Il Bue e l'Asinello, una favola di Natale - 2

di Fra' Domenico Spatola



La delusione fu generale. Tutti infatti erano convinti che avrebbero fatto una gran brutta figura con il buon Dio, per non avere saputo scegliere il meglio e il più degno da offrire, a rappresentanza di tutta la specie. Qualcuno, che si dichiarò sindacalista, alzò la voce contro il capo e, sfiduciandolo, ne ipotizzò la sostituzione. La provocazione, per fortuna, non fu raccolta dai più, e l’incidente si chiuse appena, nel silenzio più assoluto, ognuno poté ascoltare le ragioni del Leone, che, singhiozzando a scatti, poté raccontare come erano andati i fatti senza trascurare ogni pur piccolo passaggio, e, a più riprese e a sua discolpa, sottolineò che egli stesso era stato la prima e più illustre vittima. «E, tutto questo - aggiunse, non senza qualche significativo ruggito ammiccante all’indirizzo di qualcuno che sicuramente doveva capire - per la diceria che è stata messa in giro sul mio conto, quella che io mangio i bambini, i quali non possono di conseguenza non avere paura di me». Concluse, dicendo che sull’argomento l’ambasciatore celeste non volle tornare indietro, né sentire ragioni. Poi si soffermò sulle circostanze che avevano propiziato la scelta del Bue e dell’Asino. «Alla fine - disse - si ritenne questo, il ripiego necessario dell’ultimo momento».
Se la reazione di tutti alle parole di Re Leone quando raccontava la sua disavventura era composta e, a tratti, con profonda commozione fino alle lacrime, quando egli cominciò a parlare dei due candidati, invece, la rabbia, le urla, le parolacce, volarono senza pietà.
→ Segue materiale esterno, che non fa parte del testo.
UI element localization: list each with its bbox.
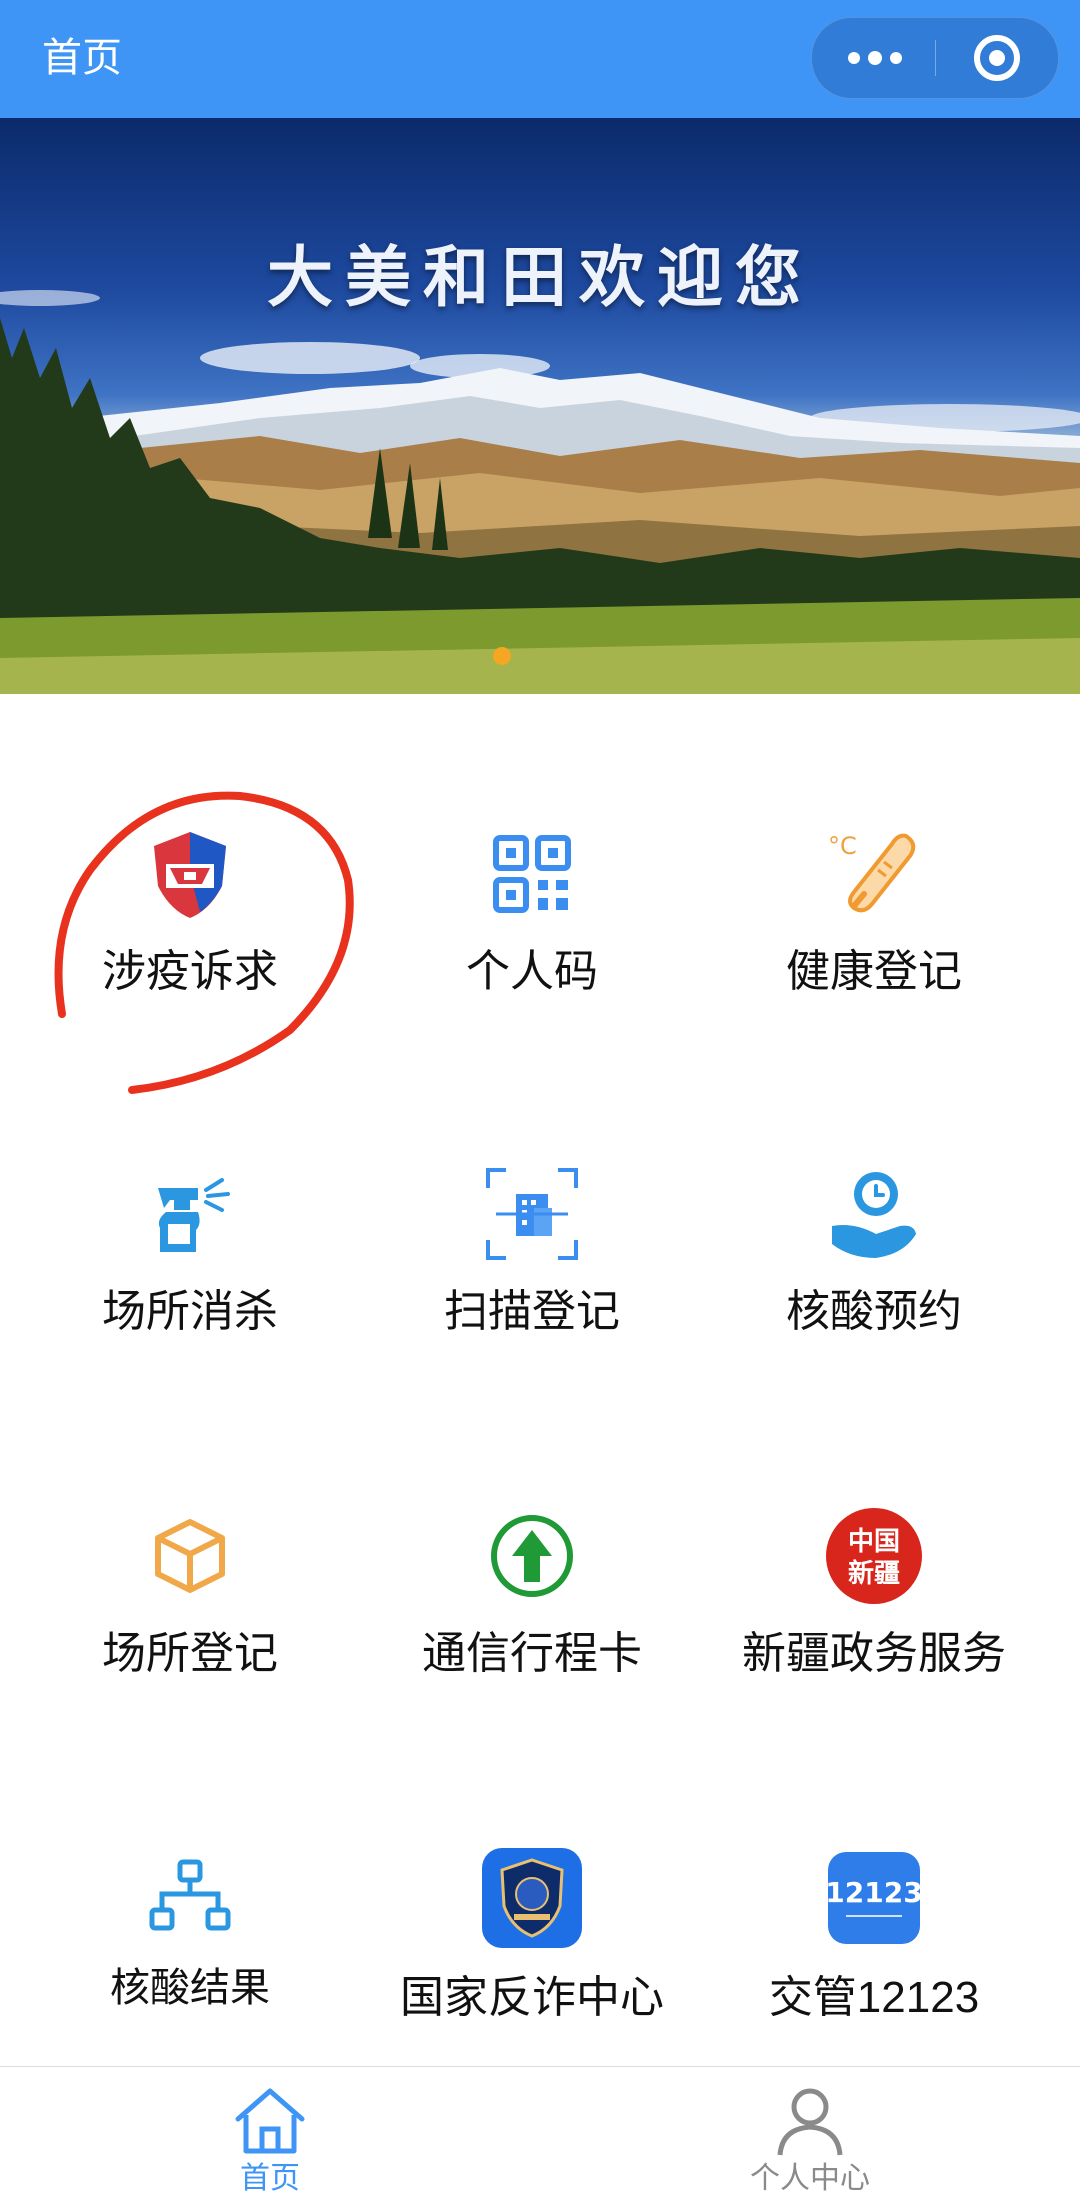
up-arrow-circle-icon (491, 1515, 573, 1597)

Chi ne uscì un po’ meglio fu certamente il Bue di cui si disse che, in passato, mai aveva sfigurato, sia per la bella presenza che per il suo generoso latte che fa tanto bene ai bambini; mentre contro l’Asino, ritenuto universalmente modello da non imitare in tutte le scuole del mondo, non fu la stessa cosa. «Era svogliato» dicevano, per quello che si poteva capire, dal momento che tutti gridavano come i matti. «Dimenticava tutto - aggiungevano - perché non capiva mai niente, era appunto... un asino!».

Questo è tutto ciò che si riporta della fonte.